What is a Cone Shape?

A cone is a 3D figure whose one of the portion is flat and circular while other end is curved and pointed.

How Many Faces Does a Cone Have?

A cone has 2 faces (one curved and one flat).

How to Find Height of a Cone?

Height of a cone can be calculated by using the formula,

h = √l² – r² 

How to Calculate Volume of a Truncated Cone?

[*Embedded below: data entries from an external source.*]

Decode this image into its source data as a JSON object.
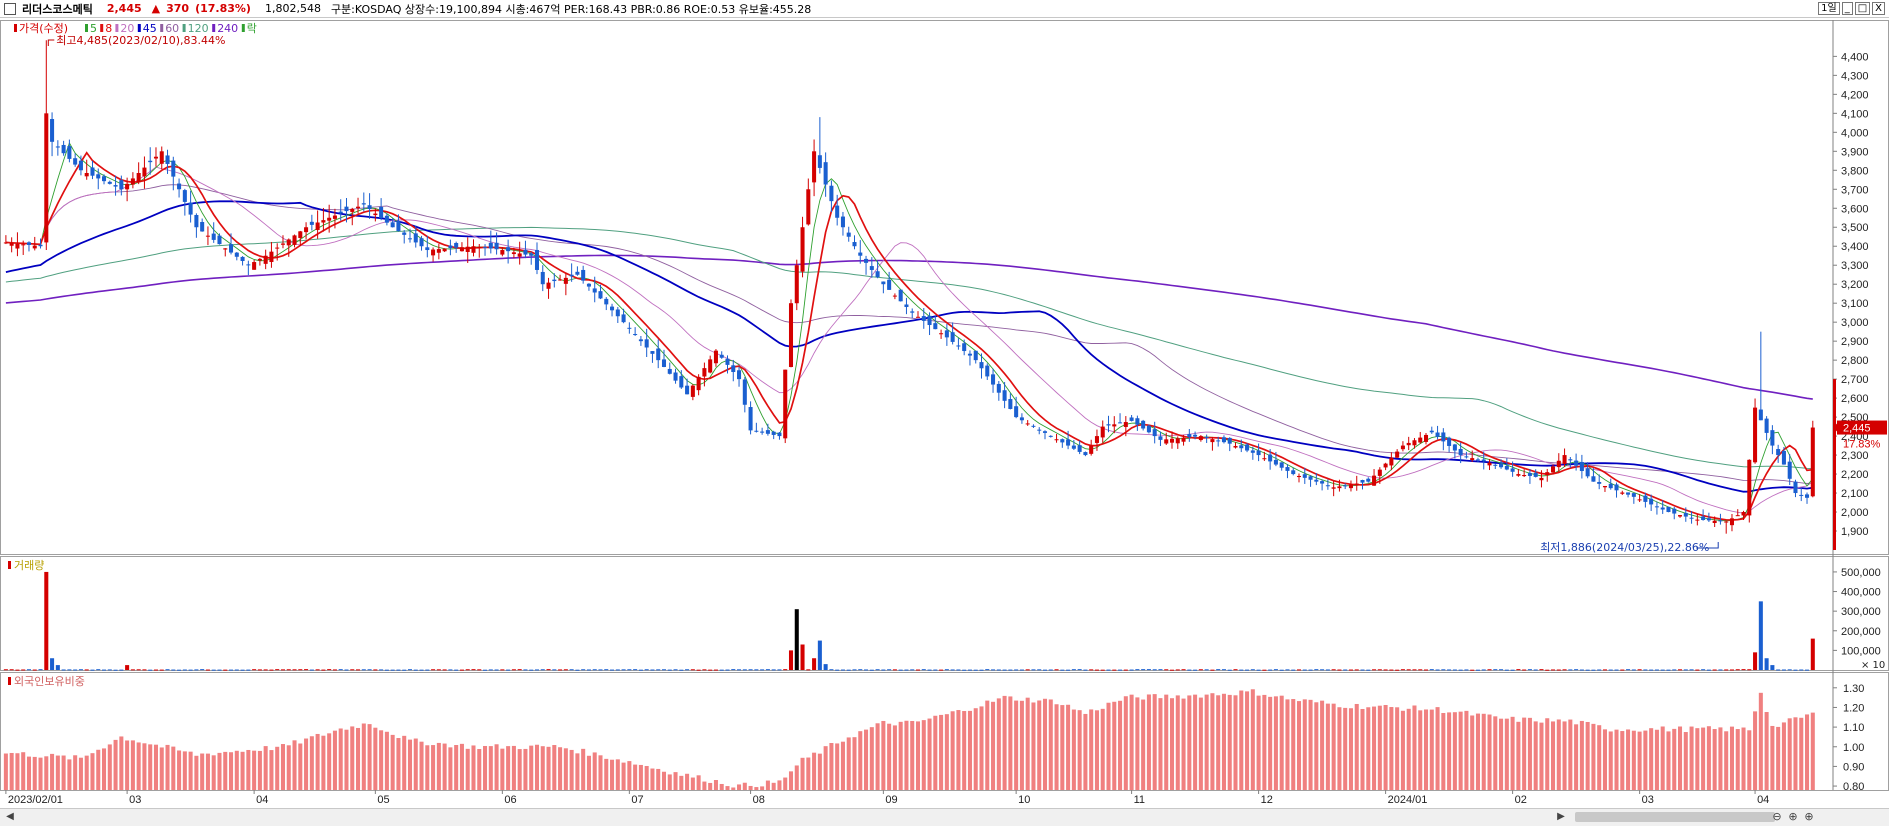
{
  "header": {
    "stock_name": "리더스코스메틱",
    "price": "2,445",
    "change_arrow": "▲",
    "change": "370",
    "change_pct": "(17.83%)",
    "volume": "1,802,548",
    "info": "구분:KOSDAQ 상장수:19,100,894 시총:467억 PER:168.43 PBR:0.86 ROE:0.53 유보율:455.28",
    "period_button": "1일",
    "win_buttons": [
      "_",
      "□",
      "X"
    ]
  },
  "colors": {
    "up": "#d40000",
    "down": "#1a5fd0",
    "ma5": "#2fa02f",
    "ma8": "#e01010",
    "ma20": "#c070c0",
    "ma45": "#0000c0",
    "ma60": "#9060a0",
    "ma120": "#50a080",
    "ma240": "#7020c0",
    "foreign": "#f08080"
  },
  "bottom": {
    "scroll_left": "◀",
    "scroll_right": "▶",
    "zoom_icons": [
      "⊖",
      "⊕",
      "⊕"
    ]
  },
  "chart_data": [
    {
      "type": "candlestick",
      "title": "",
      "legend": [
        "가격(수정)",
        "5",
        "8",
        "20",
        "45",
        "60",
        "120",
        "240",
        "락"
      ],
      "y_ticks": [
        "4,400",
        "4,300",
        "4,200",
        "4,100",
        "4,000",
        "3,900",
        "3,800",
        "3,700",
        "3,600",
        "3,500",
        "3,400",
        "3,300",
        "3,200",
        "3,100",
        "3,000",
        "2,900",
        "2,800",
        "2,700",
        "2,600",
        "2,500",
        "2,400",
        "2,300",
        "2,200",
        "2,100",
        "2,000",
        "1,900"
      ],
      "ylim": [
        1800,
        4560
      ],
      "annotations": {
        "high": "최고4,485(2023/02/10),83.44%",
        "low": "최저1,886(2024/03/25),22.86%",
        "last_price": "2,445",
        "last_pct": "17.83%"
      },
      "x_labels": [
        "2023/02/01",
        "03",
        "04",
        "05",
        "06",
        "07",
        "08",
        "09",
        "10",
        "11",
        "12",
        "2024/01",
        "02",
        "03",
        "04"
      ],
      "anchor_closes": [
        [
          "2023/02/01",
          3420
        ],
        [
          "2023/02/09",
          3400
        ],
        [
          "2023/02/10",
          4100
        ],
        [
          "2023/02/13",
          3950
        ],
        [
          "2023/02/20",
          3800
        ],
        [
          "2023/03/01",
          3700
        ],
        [
          "2023/03/10",
          3900
        ],
        [
          "2023/03/20",
          3500
        ],
        [
          "2023/03/31",
          3300
        ],
        [
          "2023/04/05",
          3350
        ],
        [
          "2023/04/14",
          3500
        ],
        [
          "2023/04/20",
          3550
        ],
        [
          "2023/04/28",
          3620
        ],
        [
          "2023/05/05",
          3500
        ],
        [
          "2023/05/15",
          3380
        ],
        [
          "2023/05/25",
          3400
        ],
        [
          "2023/06/01",
          3380
        ],
        [
          "2023/06/08",
          3350
        ],
        [
          "2023/06/12",
          3200
        ],
        [
          "2023/06/20",
          3250
        ],
        [
          "2023/06/30",
          3000
        ],
        [
          "2023/07/10",
          2800
        ],
        [
          "2023/07/17",
          2620
        ],
        [
          "2023/07/24",
          2850
        ],
        [
          "2023/07/28",
          2700
        ],
        [
          "2023/08/01",
          2430
        ],
        [
          "2023/08/08",
          2400
        ],
        [
          "2023/08/10",
          3100
        ],
        [
          "2023/08/16",
          3900
        ],
        [
          "2023/08/22",
          3550
        ],
        [
          "2023/08/28",
          3350
        ],
        [
          "2023/09/01",
          3200
        ],
        [
          "2023/09/08",
          3050
        ],
        [
          "2023/09/18",
          2920
        ],
        [
          "2023/09/25",
          2800
        ],
        [
          "2023/10/04",
          2500
        ],
        [
          "2023/10/12",
          2400
        ],
        [
          "2023/10/20",
          2300
        ],
        [
          "2023/10/25",
          2450
        ],
        [
          "2023/11/01",
          2480
        ],
        [
          "2023/11/08",
          2380
        ],
        [
          "2023/11/17",
          2400
        ],
        [
          "2023/11/24",
          2360
        ],
        [
          "2023/12/01",
          2300
        ],
        [
          "2023/12/11",
          2200
        ],
        [
          "2023/12/20",
          2130
        ],
        [
          "2023/12/28",
          2160
        ],
        [
          "2024/01/05",
          2350
        ],
        [
          "2024/01/12",
          2420
        ],
        [
          "2024/01/19",
          2300
        ],
        [
          "2024/01/26",
          2260
        ],
        [
          "2024/02/02",
          2200
        ],
        [
          "2024/02/08",
          2180
        ],
        [
          "2024/02/14",
          2300
        ],
        [
          "2024/02/21",
          2160
        ],
        [
          "2024/03/01",
          2080
        ],
        [
          "2024/03/11",
          2000
        ],
        [
          "2024/03/18",
          1960
        ],
        [
          "2024/03/25",
          1950
        ],
        [
          "2024/03/28",
          2000
        ],
        [
          "2024/04/01",
          2550
        ],
        [
          "2024/04/04",
          2350
        ],
        [
          "2024/04/08",
          2250
        ],
        [
          "2024/04/10",
          2100
        ],
        [
          "2024/04/12",
          2075
        ],
        [
          "2024/04/15",
          2445
        ]
      ]
    },
    {
      "type": "bar",
      "title": "거래량",
      "y_ticks": [
        "500,000",
        "400,000",
        "300,000",
        "200,000",
        "100,000"
      ],
      "unit_label": "× 10",
      "ylim": [
        0,
        520000
      ],
      "spikes": [
        [
          "2023/02/10",
          500000
        ],
        [
          "2023/02/13",
          60000
        ],
        [
          "2023/02/14",
          25000
        ],
        [
          "2023/03/02",
          25000
        ],
        [
          "2023/08/10",
          100000
        ],
        [
          "2023/08/11",
          310000
        ],
        [
          "2023/08/14",
          130000
        ],
        [
          "2023/08/16",
          60000
        ],
        [
          "2023/08/17",
          150000
        ],
        [
          "2023/08/18",
          30000
        ],
        [
          "2024/04/01",
          90000
        ],
        [
          "2024/04/02",
          350000
        ],
        [
          "2024/04/03",
          60000
        ],
        [
          "2024/04/04",
          25000
        ],
        [
          "2024/04/15",
          160000
        ]
      ],
      "base_value": 3000
    },
    {
      "type": "bar",
      "title": "외국인보유비중",
      "y_ticks": [
        "1.30",
        "1.20",
        "1.10",
        "1.00",
        "0.90",
        "0.80"
      ],
      "ylim": [
        0.78,
        1.36
      ],
      "anchors": [
        [
          "2023/02/01",
          0.97
        ],
        [
          "2023/02/20",
          0.94
        ],
        [
          "2023/03/01",
          1.05
        ],
        [
          "2023/03/20",
          0.96
        ],
        [
          "2023/04/10",
          1.0
        ],
        [
          "2023/04/24",
          1.09
        ],
        [
          "2023/05/01",
          1.12
        ],
        [
          "2023/05/10",
          1.03
        ],
        [
          "2023/05/25",
          1.0
        ],
        [
          "2023/06/15",
          1.0
        ],
        [
          "2023/06/30",
          0.93
        ],
        [
          "2023/07/14",
          0.86
        ],
        [
          "2023/07/28",
          0.8
        ],
        [
          "2023/08/08",
          0.82
        ],
        [
          "2023/08/14",
          0.93
        ],
        [
          "2023/08/24",
          1.05
        ],
        [
          "2023/09/01",
          1.12
        ],
        [
          "2023/09/08",
          1.12
        ],
        [
          "2023/09/20",
          1.18
        ],
        [
          "2023/10/02",
          1.25
        ],
        [
          "2023/10/13",
          1.23
        ],
        [
          "2023/10/20",
          1.17
        ],
        [
          "2023/10/31",
          1.25
        ],
        [
          "2023/11/15",
          1.26
        ],
        [
          "2023/11/30",
          1.28
        ],
        [
          "2023/12/11",
          1.24
        ],
        [
          "2023/12/22",
          1.21
        ],
        [
          "2024/01/15",
          1.19
        ],
        [
          "2024/01/31",
          1.14
        ],
        [
          "2024/02/15",
          1.13
        ],
        [
          "2024/02/26",
          1.09
        ],
        [
          "2024/03/29",
          1.09
        ],
        [
          "2024/04/02",
          1.28
        ],
        [
          "2024/04/04",
          1.1
        ],
        [
          "2024/04/15",
          1.17
        ]
      ]
    }
  ]
}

Volume of a truncated cone be calculated by using the formula

v = 1/3 × h π(R² + r² +Rr)

How to Calculate Slant Height of a Cone?

Formula to calculate the slant height of the cone is:

l = √h² + r²

How many Vertex does a Cone have?

A cone has 1 vertex only.

How many Edges do a Cone have?

A cone has only 1 edge.

How to Find Surface Area of a Cone?

Surface area of a cone is calculated by the formula,

TSA = πr(r + l)

How to Find Radius of a Cone?

Radius of the cone can be calculated by the formula

r = √l² – h²

What is Frustum of a Cone?

Frustum of a Cone is the cut out portion of a cone whose aapex portion has been cut as a result it has circular and flat surface on both the ends

How many Faces does a Frustum have?

A frustum has three faces (2 flat and 1 curved).